SpOrLaRıMIz

 

SPOR

İnsan vücudu, doğuştan gelen özellikleri itibariyle sürekli hareket etmek ihtiyacındadır. Diğer tüm canlılarda olduğu gibi insanlar, çetin doğa koşullarıyla mücadele edecek, kendini savunabilecek, en güç durumlarda dahi, ihtiyaçlarını sağlayabilecek yapıdadır. İçinde bulunduğumuz yüzyıla gelinceye kadar, bu yapının gereği olarak insanlar sürekli hareket halinde, pek çok işini yerine getirebilmek için kas gücünü kullanmışlardır.

Asırlar öncesinde ilkel insanların sağlık açısından günümüzdekine benzer problemleri yoktu. Teknolojinin gelişmesine bağlı olarak toplumlarda endüstrileşme ve mekanikleşmenin olumlu ve olumsuz yönlerini görmemiz mümkündür. Özellikle 20. asırdaki gelişmeler (televizyon, nükleer enerji kaynakları, petrol, bilgisayar kullanımı vs.) yaşam tempomuzu değiştirmiş ve bu teknolojik ilerlemelerden dolayı bedeni faaliyetlerimiz azalmış, zihinsel çalışmalarımız fazlalaşmıştır. Geniş kitleler, gün boyu oturarak çalışmakta, geri kalan zamanda ise saatlerce televizyon seyretmekte ve bu arada sürekli bir şeyler yeme alışkanlığı kazanmaktadır.
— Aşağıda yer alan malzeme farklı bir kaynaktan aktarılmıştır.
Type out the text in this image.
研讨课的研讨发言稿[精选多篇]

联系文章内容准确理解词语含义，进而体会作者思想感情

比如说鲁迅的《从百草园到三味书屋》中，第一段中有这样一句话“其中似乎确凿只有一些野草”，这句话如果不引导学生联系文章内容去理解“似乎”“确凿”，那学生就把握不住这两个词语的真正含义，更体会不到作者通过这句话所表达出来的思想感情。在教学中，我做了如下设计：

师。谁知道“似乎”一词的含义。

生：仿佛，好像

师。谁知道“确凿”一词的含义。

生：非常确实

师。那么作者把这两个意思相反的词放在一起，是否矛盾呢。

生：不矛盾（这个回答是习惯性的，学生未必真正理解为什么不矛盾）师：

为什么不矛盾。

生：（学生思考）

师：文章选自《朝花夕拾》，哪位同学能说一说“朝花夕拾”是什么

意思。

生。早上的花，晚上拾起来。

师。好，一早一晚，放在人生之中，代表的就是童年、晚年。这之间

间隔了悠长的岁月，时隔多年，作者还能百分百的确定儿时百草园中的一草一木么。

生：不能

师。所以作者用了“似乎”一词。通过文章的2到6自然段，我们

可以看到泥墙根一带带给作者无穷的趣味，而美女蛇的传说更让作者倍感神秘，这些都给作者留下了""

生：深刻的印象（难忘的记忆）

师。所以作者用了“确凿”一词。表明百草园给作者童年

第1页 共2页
Çok kısa mesafelere dahi yürüyerek ya da bisikletle gitme alışkanlığının yerini son derece rahat ve konforlu arabalar almış, TV seyrederken düğmesini açıp kapama zahmetine dahi katlanmamak için uzaktan kontrol cihazları hizmete sunulmuştur.

Bu durumun ve içinde bulunduğumuz koşulların kaçınılmaz sonucu olarak, hareket azlığına bağlı sağlık sorunları belirmeye başlamış ve hareketsizlik, insanı tehdit eden, yaşamını riske sokan bir etken durumuna gelmiştir. Bu riskin ne kadar büyük ve hareketsizliğin ne denli sakıncalı olduğunun en çarpıcı örneğini uzun süre yatağa bağlı kalmak zorunda kalan hastalarda görmek mümkündür. Daha ilk günlerden itibaren, bu kişilerin hemen tüm sistemlerinde gerilemeler olmakta, bedensel çöküntüyü kısa sürede ruhsal çöküntü devresi izlemektedir.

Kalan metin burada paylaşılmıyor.